Updated: 2017-09-15 09:04

Picasso portrait of muse up for sale

Christie's auction house staff show Pablo Picasso's painting Femme accroupie (Jacqueline) in London on Wednesday. [Photo/Agencies]

A late Picasso portrait of his paramour Jacqueline Roque is going up for auction for the first time, with an estimated price of up to $30 million, Christie's auction house said on Wednesday. Christie's will offer Femme accroupie (Jacqueline)-Crouching Woman (Jacqueline)-at a Nov 13 sale in New York.

Painted in October 1954, the portrait hung for years in Picasso's private collection and has rarely been seen in public.

Christie's global president, Jussi Pylkkanen, says it is "a museum-quality painting" of "one of Picasso's most elegant muses". Roque was married to the artist from 1961 until his death in 1973.
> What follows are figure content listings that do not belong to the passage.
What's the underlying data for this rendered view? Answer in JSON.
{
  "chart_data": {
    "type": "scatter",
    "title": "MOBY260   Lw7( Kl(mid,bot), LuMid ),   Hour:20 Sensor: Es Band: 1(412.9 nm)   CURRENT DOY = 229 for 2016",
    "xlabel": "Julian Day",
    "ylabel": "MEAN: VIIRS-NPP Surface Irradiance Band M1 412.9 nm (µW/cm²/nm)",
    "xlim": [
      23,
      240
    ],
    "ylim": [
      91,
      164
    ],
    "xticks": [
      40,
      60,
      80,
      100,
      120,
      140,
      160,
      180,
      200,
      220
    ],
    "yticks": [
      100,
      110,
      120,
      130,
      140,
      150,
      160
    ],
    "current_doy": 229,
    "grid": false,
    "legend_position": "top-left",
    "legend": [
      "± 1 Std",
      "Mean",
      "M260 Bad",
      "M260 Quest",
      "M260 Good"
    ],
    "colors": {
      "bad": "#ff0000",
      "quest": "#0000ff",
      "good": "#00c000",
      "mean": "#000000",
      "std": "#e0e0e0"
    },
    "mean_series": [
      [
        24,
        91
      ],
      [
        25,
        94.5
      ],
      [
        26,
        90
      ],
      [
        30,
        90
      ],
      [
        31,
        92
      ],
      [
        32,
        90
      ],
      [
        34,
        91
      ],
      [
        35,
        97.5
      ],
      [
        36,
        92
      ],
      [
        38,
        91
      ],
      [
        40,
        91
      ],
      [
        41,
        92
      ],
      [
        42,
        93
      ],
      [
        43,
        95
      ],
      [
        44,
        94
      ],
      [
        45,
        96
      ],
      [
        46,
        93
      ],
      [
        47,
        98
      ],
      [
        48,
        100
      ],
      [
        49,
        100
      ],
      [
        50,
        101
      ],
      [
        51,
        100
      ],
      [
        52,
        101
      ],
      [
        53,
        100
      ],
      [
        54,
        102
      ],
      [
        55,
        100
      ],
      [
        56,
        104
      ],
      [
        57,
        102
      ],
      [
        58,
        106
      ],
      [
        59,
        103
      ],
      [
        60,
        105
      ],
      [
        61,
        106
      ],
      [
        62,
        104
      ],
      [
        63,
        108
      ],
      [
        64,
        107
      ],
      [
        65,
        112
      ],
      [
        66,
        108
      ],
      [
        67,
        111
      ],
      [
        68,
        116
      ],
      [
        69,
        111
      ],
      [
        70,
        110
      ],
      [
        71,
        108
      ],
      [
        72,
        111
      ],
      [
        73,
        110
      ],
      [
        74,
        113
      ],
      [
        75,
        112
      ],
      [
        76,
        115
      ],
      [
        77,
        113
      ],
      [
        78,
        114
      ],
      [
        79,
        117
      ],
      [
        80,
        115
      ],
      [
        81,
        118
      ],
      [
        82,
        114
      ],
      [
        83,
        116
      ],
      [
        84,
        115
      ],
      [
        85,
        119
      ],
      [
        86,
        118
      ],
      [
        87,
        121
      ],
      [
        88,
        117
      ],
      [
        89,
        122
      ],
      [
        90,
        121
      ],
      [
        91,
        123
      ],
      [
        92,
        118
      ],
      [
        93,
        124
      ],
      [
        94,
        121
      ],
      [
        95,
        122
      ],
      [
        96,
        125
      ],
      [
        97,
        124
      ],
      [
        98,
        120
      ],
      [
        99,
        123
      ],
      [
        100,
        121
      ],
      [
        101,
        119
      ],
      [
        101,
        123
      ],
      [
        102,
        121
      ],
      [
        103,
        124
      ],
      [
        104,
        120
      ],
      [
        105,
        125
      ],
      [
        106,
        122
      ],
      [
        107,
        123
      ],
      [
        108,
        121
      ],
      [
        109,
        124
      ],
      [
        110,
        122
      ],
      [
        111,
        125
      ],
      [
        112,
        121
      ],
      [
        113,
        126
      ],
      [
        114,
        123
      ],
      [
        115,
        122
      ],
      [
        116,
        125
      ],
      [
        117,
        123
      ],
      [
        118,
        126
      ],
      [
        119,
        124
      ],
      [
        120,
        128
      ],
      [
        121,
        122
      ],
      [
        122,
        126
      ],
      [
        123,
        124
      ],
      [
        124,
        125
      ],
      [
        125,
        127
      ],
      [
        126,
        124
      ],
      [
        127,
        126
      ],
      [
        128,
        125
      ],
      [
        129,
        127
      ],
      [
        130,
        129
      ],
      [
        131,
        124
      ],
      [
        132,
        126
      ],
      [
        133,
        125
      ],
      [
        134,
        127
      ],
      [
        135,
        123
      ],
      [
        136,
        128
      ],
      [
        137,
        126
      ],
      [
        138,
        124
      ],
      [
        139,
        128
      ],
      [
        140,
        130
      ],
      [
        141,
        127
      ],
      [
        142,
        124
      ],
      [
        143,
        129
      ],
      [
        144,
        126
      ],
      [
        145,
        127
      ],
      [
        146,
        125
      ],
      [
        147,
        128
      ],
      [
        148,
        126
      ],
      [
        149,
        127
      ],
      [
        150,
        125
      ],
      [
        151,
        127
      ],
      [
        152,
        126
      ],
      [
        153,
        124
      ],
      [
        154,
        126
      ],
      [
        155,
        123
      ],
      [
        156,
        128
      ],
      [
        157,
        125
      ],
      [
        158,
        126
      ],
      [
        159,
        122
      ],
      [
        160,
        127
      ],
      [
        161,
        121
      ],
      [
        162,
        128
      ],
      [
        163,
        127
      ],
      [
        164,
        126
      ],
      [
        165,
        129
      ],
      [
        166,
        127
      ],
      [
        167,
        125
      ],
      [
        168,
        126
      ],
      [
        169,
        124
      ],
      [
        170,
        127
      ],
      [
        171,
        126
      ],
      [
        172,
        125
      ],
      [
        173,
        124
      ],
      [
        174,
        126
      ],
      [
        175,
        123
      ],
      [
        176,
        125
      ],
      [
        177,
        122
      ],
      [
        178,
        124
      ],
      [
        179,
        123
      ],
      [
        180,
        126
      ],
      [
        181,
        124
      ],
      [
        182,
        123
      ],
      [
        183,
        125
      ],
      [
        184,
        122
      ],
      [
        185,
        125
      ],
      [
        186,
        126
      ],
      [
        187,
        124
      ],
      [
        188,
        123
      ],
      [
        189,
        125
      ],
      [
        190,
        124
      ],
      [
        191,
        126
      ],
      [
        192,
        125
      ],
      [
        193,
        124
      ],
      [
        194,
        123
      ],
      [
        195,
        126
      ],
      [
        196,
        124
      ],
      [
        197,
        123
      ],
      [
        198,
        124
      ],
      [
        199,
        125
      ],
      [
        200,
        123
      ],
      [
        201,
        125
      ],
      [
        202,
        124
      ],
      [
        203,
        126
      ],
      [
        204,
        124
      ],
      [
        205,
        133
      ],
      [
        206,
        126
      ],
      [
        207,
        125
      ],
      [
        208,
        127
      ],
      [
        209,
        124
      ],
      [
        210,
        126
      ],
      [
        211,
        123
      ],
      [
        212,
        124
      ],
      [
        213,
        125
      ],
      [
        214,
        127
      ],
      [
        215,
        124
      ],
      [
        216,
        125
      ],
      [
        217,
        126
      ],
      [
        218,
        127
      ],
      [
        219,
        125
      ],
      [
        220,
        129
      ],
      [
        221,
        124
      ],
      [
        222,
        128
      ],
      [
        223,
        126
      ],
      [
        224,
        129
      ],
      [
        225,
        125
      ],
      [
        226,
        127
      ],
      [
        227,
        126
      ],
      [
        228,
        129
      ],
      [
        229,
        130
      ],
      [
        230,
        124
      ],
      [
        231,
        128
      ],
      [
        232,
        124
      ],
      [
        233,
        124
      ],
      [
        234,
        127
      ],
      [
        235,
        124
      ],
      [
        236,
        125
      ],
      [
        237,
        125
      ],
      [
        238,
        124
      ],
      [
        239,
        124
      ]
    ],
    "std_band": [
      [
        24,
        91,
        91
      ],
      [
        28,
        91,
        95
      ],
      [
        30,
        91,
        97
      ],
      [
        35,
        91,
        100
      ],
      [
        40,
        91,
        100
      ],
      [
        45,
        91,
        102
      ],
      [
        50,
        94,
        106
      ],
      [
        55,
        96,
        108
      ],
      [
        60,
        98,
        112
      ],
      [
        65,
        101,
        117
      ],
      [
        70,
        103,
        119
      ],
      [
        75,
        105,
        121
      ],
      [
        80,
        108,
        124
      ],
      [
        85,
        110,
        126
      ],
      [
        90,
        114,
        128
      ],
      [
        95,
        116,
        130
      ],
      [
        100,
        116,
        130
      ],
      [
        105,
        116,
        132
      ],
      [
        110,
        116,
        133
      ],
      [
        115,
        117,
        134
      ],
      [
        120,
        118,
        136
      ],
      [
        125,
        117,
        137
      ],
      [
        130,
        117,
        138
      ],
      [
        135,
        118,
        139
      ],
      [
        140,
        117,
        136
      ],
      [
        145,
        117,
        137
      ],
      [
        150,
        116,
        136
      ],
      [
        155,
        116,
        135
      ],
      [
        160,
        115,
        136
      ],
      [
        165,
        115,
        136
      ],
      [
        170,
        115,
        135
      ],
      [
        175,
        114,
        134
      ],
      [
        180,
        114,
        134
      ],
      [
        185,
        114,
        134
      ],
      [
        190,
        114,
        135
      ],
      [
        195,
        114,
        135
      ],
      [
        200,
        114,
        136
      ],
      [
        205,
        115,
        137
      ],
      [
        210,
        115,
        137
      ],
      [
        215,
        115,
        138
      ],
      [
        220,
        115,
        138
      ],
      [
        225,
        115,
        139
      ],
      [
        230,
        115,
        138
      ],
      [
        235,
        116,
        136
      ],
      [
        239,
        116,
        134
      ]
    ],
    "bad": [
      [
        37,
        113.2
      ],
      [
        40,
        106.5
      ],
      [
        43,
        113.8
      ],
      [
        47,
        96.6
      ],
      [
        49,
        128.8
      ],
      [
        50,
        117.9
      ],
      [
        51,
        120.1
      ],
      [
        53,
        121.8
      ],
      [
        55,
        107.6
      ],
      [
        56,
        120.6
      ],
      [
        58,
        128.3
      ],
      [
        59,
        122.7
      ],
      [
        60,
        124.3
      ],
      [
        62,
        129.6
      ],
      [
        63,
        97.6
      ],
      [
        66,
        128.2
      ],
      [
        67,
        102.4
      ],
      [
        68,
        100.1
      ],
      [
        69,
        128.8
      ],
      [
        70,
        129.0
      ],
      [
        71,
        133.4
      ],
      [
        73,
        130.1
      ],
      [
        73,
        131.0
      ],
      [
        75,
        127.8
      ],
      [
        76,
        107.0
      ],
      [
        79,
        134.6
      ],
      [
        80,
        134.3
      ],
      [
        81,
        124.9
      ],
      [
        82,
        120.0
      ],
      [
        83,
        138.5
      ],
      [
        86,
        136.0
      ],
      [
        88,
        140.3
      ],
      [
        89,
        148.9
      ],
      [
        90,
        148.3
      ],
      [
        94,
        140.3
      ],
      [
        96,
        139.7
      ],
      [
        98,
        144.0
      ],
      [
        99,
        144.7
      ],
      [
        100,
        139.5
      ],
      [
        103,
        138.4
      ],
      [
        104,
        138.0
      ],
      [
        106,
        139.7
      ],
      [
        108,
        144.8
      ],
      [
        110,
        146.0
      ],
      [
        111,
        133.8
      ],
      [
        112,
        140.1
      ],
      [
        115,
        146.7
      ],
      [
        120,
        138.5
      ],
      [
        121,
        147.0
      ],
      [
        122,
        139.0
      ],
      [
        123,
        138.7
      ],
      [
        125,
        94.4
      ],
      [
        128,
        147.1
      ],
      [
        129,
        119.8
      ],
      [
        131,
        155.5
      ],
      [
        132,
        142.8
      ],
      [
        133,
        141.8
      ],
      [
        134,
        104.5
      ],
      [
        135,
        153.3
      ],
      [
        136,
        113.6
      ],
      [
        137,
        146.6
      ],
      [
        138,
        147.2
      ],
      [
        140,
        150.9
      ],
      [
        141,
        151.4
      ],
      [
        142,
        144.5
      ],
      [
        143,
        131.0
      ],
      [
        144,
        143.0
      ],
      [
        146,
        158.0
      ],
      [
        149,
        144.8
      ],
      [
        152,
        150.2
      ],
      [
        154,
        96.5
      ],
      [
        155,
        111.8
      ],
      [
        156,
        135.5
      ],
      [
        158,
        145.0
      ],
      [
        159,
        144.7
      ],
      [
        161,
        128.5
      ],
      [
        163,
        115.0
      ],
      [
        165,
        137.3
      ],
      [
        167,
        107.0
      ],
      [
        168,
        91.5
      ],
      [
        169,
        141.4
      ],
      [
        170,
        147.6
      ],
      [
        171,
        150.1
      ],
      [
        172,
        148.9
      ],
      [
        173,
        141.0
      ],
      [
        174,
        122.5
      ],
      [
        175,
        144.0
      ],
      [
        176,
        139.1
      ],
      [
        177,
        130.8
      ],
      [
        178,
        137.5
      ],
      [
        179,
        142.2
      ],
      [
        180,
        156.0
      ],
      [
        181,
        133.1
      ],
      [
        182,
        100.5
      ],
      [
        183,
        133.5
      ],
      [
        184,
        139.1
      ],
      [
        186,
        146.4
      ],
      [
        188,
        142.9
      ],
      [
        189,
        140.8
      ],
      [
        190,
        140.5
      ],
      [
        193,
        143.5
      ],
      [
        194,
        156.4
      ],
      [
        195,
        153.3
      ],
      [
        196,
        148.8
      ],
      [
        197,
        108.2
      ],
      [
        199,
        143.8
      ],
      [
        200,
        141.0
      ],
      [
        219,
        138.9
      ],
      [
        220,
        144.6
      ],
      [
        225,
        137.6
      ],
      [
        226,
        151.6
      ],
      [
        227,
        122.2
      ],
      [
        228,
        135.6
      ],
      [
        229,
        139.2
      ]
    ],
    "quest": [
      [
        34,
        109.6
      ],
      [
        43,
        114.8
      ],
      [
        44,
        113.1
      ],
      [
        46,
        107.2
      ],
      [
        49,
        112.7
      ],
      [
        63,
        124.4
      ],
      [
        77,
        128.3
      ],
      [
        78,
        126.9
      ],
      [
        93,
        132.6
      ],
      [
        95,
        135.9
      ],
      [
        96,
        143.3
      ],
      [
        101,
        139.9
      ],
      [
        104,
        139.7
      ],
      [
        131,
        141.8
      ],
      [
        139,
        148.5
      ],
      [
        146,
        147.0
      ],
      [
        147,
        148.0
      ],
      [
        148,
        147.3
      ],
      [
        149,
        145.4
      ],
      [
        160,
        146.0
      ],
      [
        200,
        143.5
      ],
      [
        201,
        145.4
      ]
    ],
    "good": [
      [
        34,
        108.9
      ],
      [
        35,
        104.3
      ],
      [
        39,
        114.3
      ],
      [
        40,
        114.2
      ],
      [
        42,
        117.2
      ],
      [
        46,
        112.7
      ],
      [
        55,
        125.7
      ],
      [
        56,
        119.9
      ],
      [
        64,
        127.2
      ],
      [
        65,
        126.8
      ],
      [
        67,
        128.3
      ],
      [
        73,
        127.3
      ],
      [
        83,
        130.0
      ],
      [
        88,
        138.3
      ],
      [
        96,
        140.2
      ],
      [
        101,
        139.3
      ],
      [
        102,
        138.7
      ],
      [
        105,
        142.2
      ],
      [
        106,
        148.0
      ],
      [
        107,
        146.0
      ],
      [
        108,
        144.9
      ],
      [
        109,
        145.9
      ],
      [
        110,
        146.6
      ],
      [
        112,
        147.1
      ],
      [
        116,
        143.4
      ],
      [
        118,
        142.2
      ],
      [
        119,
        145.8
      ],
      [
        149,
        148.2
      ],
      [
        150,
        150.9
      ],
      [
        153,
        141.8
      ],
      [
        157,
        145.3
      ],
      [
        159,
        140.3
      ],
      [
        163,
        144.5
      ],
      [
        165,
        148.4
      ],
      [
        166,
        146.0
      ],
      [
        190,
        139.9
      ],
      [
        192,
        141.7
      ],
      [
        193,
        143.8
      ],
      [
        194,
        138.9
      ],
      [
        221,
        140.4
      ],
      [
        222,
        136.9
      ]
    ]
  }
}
The painting is one of three portraits Picasso painted of Roque in his studio in the south of France on Oct 8, 1954, all showing her crouched with arms around her knees. The boldly colored painting shows the influence of the colorful cutouts of Henri Matisse, who died later that year.

It is being sold from a private collection, and Christie's estimates it will fetch from $20 million to $30 million.

The painting will be on public display at Christie's London showroom from Saturday through Tuesday.

Picasso was one of the most acclaimed and prolific artists of the 20th century. Earlier his 1955 work Les femmes d'Alger sold for $179 million-a record for a painting at auction.